Dousing the Pocahottie Stereotype
By Dwanna L. Robertson
Larry Andrews, the VP of Sales for Club Sun, gives a glaring example of microaggression mentality. Andrews complained to the local TV station about people becoming offended and accused people of just looking for things to “stir the pot.” Andrews argues that people should look for more positive things so that the holiday season will be better. In other words, people are just overly sensitive and looking for things to be negative about.
Andrews dismisses our feelings or experiences by claiming the company’s actions were innocent. When Natives speak out or speak up against innuendos and slights or mascots, we're often told we're being too sensitive or it was just a joke. In other words, we're always trying to make some big deal out of nothing. Microaggressions are often unintentional, but they still have real consequences.

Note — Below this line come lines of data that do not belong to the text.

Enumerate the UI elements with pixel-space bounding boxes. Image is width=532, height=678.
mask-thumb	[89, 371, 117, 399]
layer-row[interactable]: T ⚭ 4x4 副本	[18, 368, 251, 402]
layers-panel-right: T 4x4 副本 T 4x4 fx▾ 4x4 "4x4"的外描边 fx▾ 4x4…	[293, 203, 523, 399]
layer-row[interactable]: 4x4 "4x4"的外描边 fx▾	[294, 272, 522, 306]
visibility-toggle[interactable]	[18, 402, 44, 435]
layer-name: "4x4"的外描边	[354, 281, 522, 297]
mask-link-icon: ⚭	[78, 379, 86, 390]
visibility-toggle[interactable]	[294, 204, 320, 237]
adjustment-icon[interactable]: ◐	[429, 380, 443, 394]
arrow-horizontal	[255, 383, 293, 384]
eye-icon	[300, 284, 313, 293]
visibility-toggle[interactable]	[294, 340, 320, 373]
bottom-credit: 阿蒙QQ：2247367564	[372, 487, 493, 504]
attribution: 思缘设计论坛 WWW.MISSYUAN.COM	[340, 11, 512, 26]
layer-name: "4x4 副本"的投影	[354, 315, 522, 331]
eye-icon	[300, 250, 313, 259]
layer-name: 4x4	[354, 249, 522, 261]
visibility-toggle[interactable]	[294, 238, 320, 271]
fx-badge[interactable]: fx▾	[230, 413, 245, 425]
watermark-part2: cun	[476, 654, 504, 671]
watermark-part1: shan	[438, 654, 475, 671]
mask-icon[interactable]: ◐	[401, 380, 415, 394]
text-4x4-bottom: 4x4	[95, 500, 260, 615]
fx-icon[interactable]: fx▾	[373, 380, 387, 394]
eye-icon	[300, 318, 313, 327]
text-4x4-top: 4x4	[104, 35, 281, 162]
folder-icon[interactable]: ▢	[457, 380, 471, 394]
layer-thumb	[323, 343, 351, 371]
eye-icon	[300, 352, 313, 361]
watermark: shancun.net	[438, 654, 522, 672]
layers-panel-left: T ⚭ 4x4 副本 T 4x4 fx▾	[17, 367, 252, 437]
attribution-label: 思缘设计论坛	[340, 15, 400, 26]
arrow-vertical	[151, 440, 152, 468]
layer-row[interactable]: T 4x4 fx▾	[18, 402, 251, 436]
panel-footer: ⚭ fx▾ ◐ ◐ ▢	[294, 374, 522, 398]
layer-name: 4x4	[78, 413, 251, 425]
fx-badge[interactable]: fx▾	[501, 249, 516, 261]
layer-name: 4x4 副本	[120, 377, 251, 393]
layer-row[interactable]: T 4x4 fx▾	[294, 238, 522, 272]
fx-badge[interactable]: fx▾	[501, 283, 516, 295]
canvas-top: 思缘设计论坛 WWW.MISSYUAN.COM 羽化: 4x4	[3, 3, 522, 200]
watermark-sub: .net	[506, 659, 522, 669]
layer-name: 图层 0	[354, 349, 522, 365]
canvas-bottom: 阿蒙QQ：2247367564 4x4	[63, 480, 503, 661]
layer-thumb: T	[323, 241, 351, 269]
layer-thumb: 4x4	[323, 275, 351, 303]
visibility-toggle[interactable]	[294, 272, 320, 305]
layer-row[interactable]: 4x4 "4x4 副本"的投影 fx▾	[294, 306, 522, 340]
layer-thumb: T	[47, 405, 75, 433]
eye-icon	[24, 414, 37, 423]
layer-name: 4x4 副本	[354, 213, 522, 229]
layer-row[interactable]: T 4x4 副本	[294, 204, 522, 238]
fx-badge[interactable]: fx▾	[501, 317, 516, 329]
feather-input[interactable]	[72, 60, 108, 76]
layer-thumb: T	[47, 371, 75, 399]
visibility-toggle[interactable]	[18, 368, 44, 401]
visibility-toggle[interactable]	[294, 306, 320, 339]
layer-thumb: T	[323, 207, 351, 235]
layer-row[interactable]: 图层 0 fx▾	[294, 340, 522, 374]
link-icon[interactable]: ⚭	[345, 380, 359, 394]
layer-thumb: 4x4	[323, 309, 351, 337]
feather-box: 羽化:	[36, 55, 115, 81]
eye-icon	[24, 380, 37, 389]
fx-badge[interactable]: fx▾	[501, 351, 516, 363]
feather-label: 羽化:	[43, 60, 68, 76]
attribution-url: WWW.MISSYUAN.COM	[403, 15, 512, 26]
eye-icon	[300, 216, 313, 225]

David Arnett, the marketing director for Club Sun, explained to a local TV station that he’s “Native American” and “proud of my heritage and skin tone.” The ad was meant to be “simply a play” on Arnett’s own sexy color. But the picture was not of Arnett or even a man. Instead, it was the typical “Pocahottie”—a stereotype of a sexualized Indian maiden. Normalized racism comes in the form of stereotypes about hyper-sexualized Native women. Arnett might not know that this image originated with Columbus’s Second Voyage and how dangerous it continues to be for Native women.